スイス東部グラールスを訪れたカナダ人のタミー・マッケンジーさん(49)。スイス人の祖母がかつて暮らした村には、古い写真と寸分違わぬ風景が広がっていた。家族の歴史と自身の価値観の原点を探る旅――その先で彼女を待っていたのは、想定外の「出会い」だった。
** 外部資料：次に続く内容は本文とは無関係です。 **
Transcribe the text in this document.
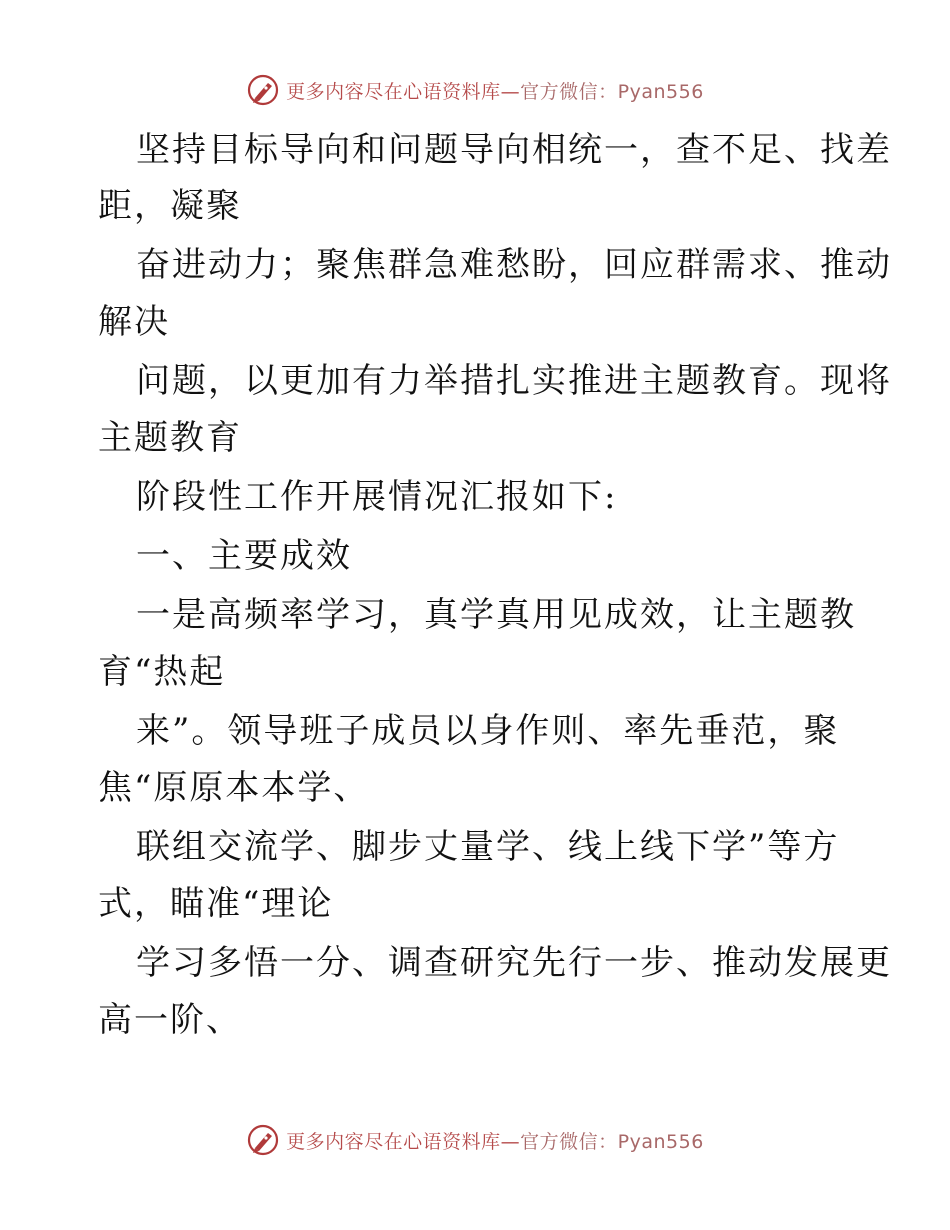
更多内容尽在心语资料库—官方微信：Pyan556
坚持目标导向和问题导向相统一，查不足、找差
距，凝聚
奋进动力；聚焦群急难愁盼，回应群需求、推动
解决
问题，以更加有力举措扎实推进主题教育。现将
主题教育
阶段性工作开展情况汇报如下:
一、主要成效
一是高频率学习，真学真用见成效，让主题教
育“热起
来”。领导班子成员以身作则、率先垂范，聚
焦“原原本本学、
联组交流学、脚步丈量学、线上线下学”等方
式，瞄准“理论
学习多悟一分、调查研究先行一步、推动发展更
高一阶、
更多内容尽在心语资料库—官方微信：Pyan556
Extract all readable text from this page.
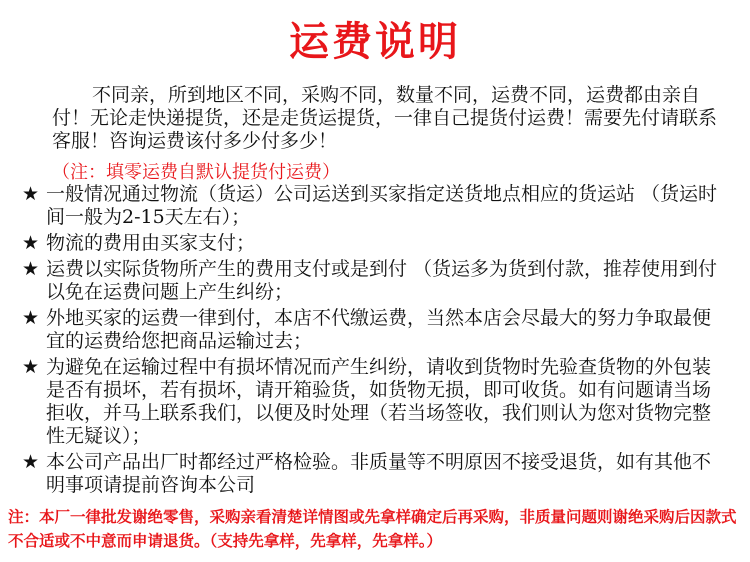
运费说明
不同亲，所到地区不同，采购不同，数量不同，运费不同，运费都由亲自付！无论走快递提货，还是走货运提货，一律自己提货付运费！需要先付请联系客服！咨询运费该付多少付多少！
（注：填零运费自默认提货付运费）
★ 一般情况通过物流（货运）公司运送到买家指定送货地点相应的货运站 （货运时间一般为2-15天左右）；
★ 物流的费用由买家支付；
★ 运费以实际货物所产生的费用支付或是到付 （货运多为货到付款，推荐使用到付以免在运费问题上产生纠纷；
★ 外地买家的运费一律到付，本店不代缴运费，当然本店会尽最大的努力争取最便宜的运费给您把商品运输过去；
★ 为避免在运输过程中有损坏情况而产生纠纷，请收到货物时先验查货物的外包装是否有损坏，若有损坏，请开箱验货，如货物无损，即可收货。如有问题请当场拒收，并马上联系我们，以便及时处理（若当场签收，我们则认为您对货物完整性无疑议）；
★ 本公司产品出厂时都经过严格检验。非质量等不明原因不接受退货，如有其他不明事项请提前咨询本公司
注：本厂一律批发谢绝零售，采购亲看清楚详情图或先拿样确定后再采购，非质量问题则谢绝采购后因款式不合适或不中意而申请退货。（支持先拿样，先拿样，先拿样。）
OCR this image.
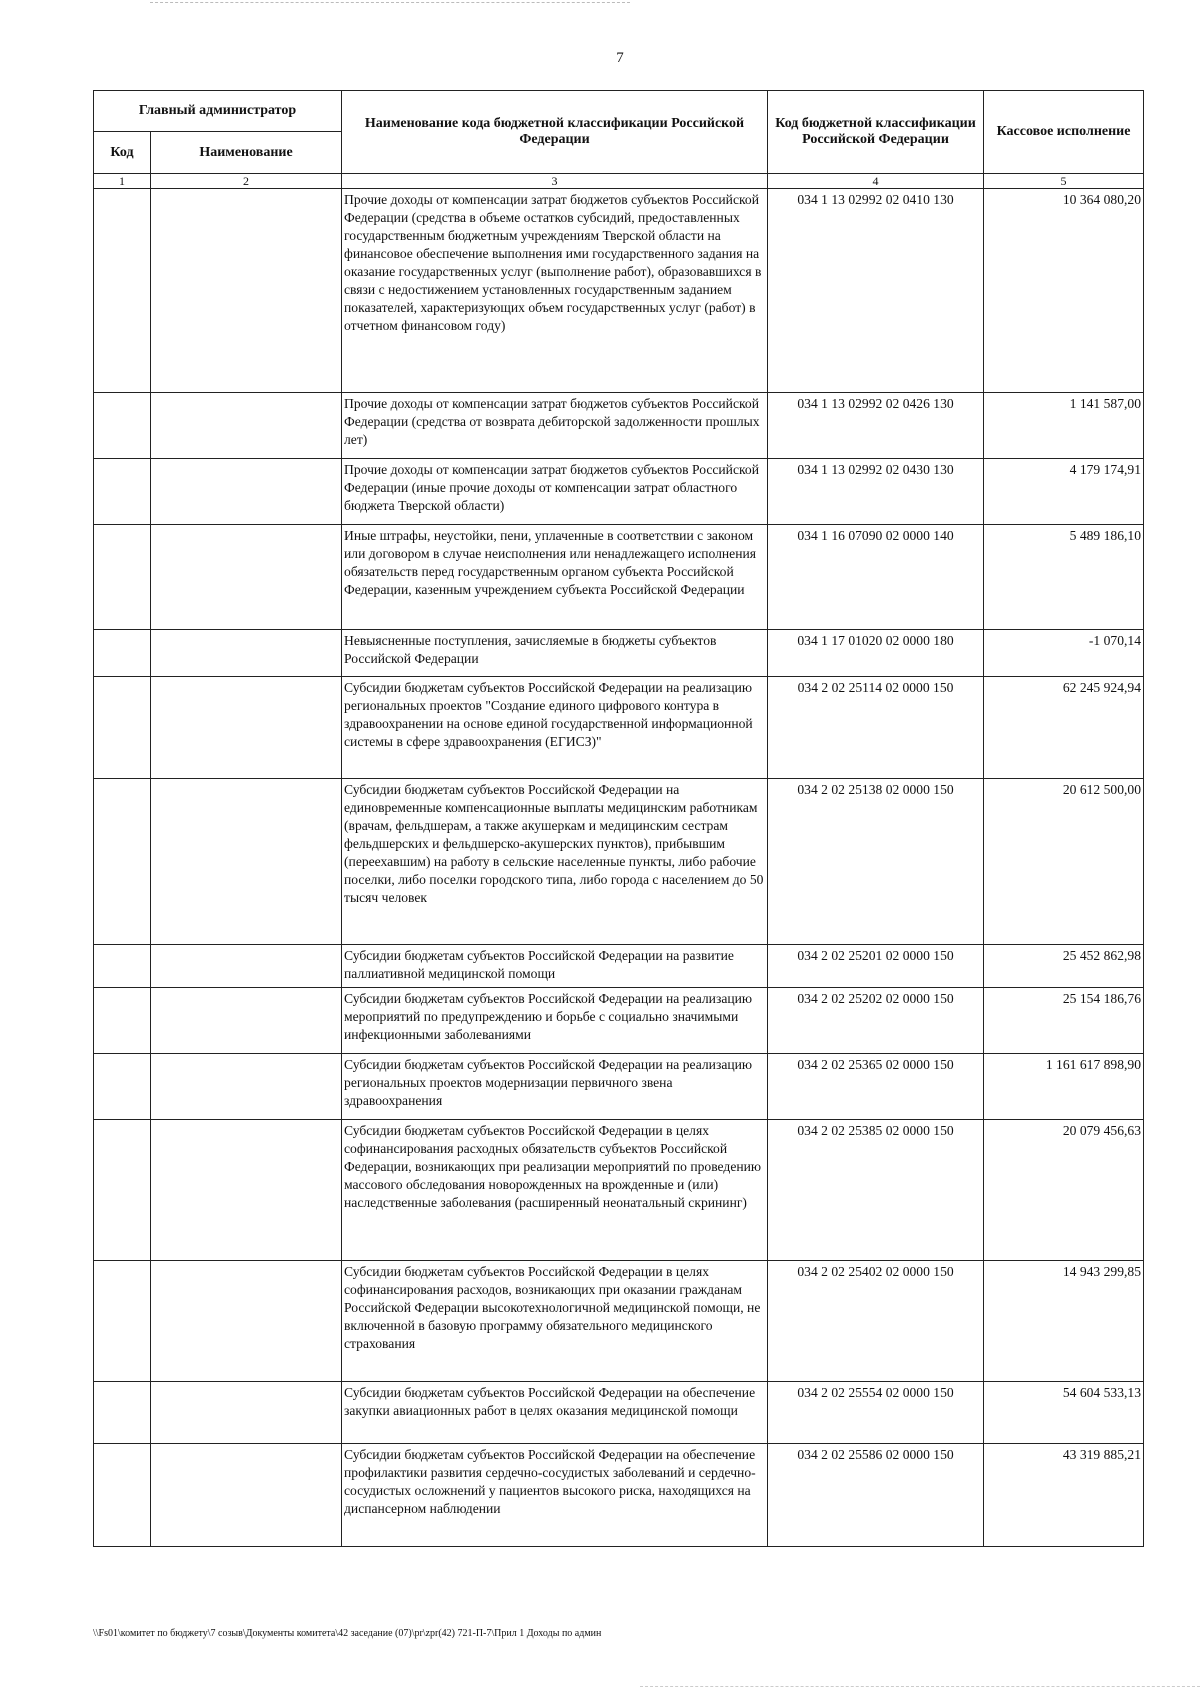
7
Главный администратор		Наименование кода бюджетной классификации Российской Федерации	Код бюджетной классификации Российской Федерации	Кассовое исполнение
Код	Наименование			
1	2	3	4	5
		Прочие доходы от компенсации затрат бюджетов субъектов Российской Федерации (средства в объеме остатков субсидий, предоставленных государственным бюджетным учреждениям Тверской области на финансовое обеспечение выполнения ими государственного задания на оказание государственных услуг (выполнение работ), образовавшихся в связи с недостижением установленных государственным заданием показателей, характеризующих объем государственных услуг (работ) в отчетном финансовом году)	034 1 13 02992 02 0410 130	10 364 080,20
		Прочие доходы от компенсации затрат бюджетов субъектов Российской Федерации (средства от возврата дебиторской задолженности прошлых лет)	034 1 13 02992 02 0426 130	1 141 587,00
		Прочие доходы от компенсации затрат бюджетов субъектов Российской Федерации (иные прочие доходы от компенсации затрат областного бюджета Тверской области)	034 1 13 02992 02 0430 130	4 179 174,91
		Иные штрафы, неустойки, пени, уплаченные в соответствии с законом или договором в случае неисполнения или ненадлежащего исполнения обязательств перед государственным органом субъекта Российской Федерации, казенным учреждением субъекта Российской Федерации	034 1 16 07090 02 0000 140	5 489 186,10
		Невыясненные поступления, зачисляемые в бюджеты субъектов Российской Федерации	034 1 17 01020 02 0000 180	-1 070,14
		Субсидии бюджетам субъектов Российской Федерации на реализацию региональных проектов "Создание единого цифрового контура в здравоохранении на основе единой государственной информационной системы в сфере здравоохранения (ЕГИСЗ)"	034 2 02 25114 02 0000 150	62 245 924,94
		Субсидии бюджетам субъектов Российской Федерации на единовременные компенсационные выплаты медицинским работникам (врачам, фельдшерам, а также акушеркам и медицинским сестрам фельдшерских и фельдшерско-акушерских пунктов), прибывшим (переехавшим) на работу в сельские населенные пункты, либо рабочие поселки, либо поселки городского типа, либо города с населением до 50 тысяч человек	034 2 02 25138 02 0000 150	20 612 500,00
		Субсидии бюджетам субъектов Российской Федерации на развитие паллиативной медицинской помощи	034 2 02 25201 02 0000 150	25 452 862,98
		Субсидии бюджетам субъектов Российской Федерации на реализацию мероприятий по предупреждению и борьбе с социально значимыми инфекционными заболеваниями	034 2 02 25202 02 0000 150	25 154 186,76
		Субсидии бюджетам субъектов Российской Федерации на реализацию региональных проектов модернизации первичного звена здравоохранения	034 2 02 25365 02 0000 150	1 161 617 898,90
		Субсидии бюджетам субъектов Российской Федерации в целях софинансирования расходных обязательств субъектов Российской Федерации, возникающих при реализации мероприятий по проведению массового обследования новорожденных на врожденные и (или) наследственные заболевания (расширенный неонатальный скрининг)	034 2 02 25385 02 0000 150	20 079 456,63
		Субсидии бюджетам субъектов Российской Федерации в целях софинансирования расходов, возникающих при оказании гражданам Российской Федерации высокотехнологичной медицинской помощи, не включенной в базовую программу обязательного медицинского страхования	034 2 02 25402 02 0000 150	14 943 299,85
		Субсидии бюджетам субъектов Российской Федерации на обеспечение закупки авиационных работ в целях оказания медицинской помощи	034 2 02 25554 02 0000 150	54 604 533,13
		Субсидии бюджетам субъектов Российской Федерации на обеспечение профилактики развития сердечно-сосудистых заболеваний и сердечно-сосудистых осложнений у пациентов высокого риска, находящихся на диспансерном наблюдении	034 2 02 25586 02 0000 150	43 319 885,21
\\Fs01\комитет по бюджету\7 созыв\Документы комитета\42 заседание (07)\pr\zpr(42) 721-П-7\Прил 1 Доходы по админ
スイス東部のグラールス州にあるグラールス村にやってきたタミー・マッケンジーさんは、アンナ・ゲルディ博物館外部リンクを訪れた。ここでは18世紀に「ヨーロッパ最後の魔女」として処刑されたアンナ・ゲルディをめぐり、その人生と裁判を中心とした史料が見学できる。目の前には、高さ3mもある家系図が展示されている。巨大な家系図と携帯電話の画面とを何度も見比べ、写真を拡大し、確認する。「ありました!」。マッケンジーさんはそう言うと、家系図の上の方を指さした。「エヴァ・チュディ、この女性です。これが私の祖先です!」

マッケンジーさんはカナダ生まれだが、ルーツはスイスにある。それも非常に深い結びつきで、祖先がスイスの歴史的な出来事に関わっていたかもしれないという。1782年、アンナ・ゲルディという使用人が、雇い主ヨハン・ヤコブ・チュディに魔女として訴えられ、処刑されるという出来事があった。魔女に関心を持っていたマッケンジーさんがこの事件を知ったのはほんの偶然だった。この若い女性がギロチンにかけられた魔女裁判に、自分の祖先が関わっていたかもしれない――そう知って大きなショックを受けた。

家族のルーツに揺さぶられる心

グラールスには、今もチュディ家の血筋が数多く存在する。自分もチュディ家と繋がっている――マッケンジーさんはその証である家系図を前に、祖先がこの処刑に関わっていたかもしれないことを恥じた。「特権を持つ家族だったので、このように特権を持たない人々を告発できる立場にありました。一方、アンナ・ゲルディは独身で、何の権力もない女性です。私はその力や特権を持つ系譜を受け継いだのです」。そう語るマッケンジーさんは、家族の過去に大きく心を揺さぶられているようだった。「同時に、女性にこのようなことが起こる世界も、私は受け継いでいるのです。私はフェミニストとして、(社会や)男女の恋愛関係において、今もこうした力関係が存在すると感じています」

2023年、マッケンジーさんはインクルーシブ(包括的)なAIを推進するカナダのシンクタンク「アウラ・フェローシップ」を共同設立した。活動のベースにあるのは、家族から受け継いだ価値観だ。「フェミニズムは正義の問題だと、幼い頃から教えてくれたのは母と祖母です。互いに愛し合い尊重し合うことが、人として正しい道なのだと」

そして自分や兄弟、親戚は、真っ当な人間としてのスイス的な価値観で育てられたと強調する。それは信念を貫く強さや、敬意、自制心、他者への共感、外交的なスキル、自己決定の権利、そして子どもに対する高い期待感といった価値観だ。

カナダでも「スイス風」の生活

マッケンジーさんが生まれ育った環境には、至る所にスイス的な要素があった。人としてのスイス的な価値観に加え、祖父母の家には、毛織物の手工芸品や堅牢なオーク材の家具、レースのカーテンや、梁から吊るされた大きなカウベルなど、独特の「スイスらしさ」があったと話す。「窓の外には手作りの木製の雨戸が取り付けられていて、軒下にはベランダを花で飾るプランターがありました」と振り返る。

「私たちはグラールスの人間として育てられたので、私のドイツ語はグラールス地方の訛りがあります。標準ドイツ語は話せません」。スイスドイツ語は母親から学んだ。兄弟は今も母親とはスイスドイツ語で話すそうだ。いとこたちと一緒に、カナダの教会で開かれる語学教室に参加したことも何度かある。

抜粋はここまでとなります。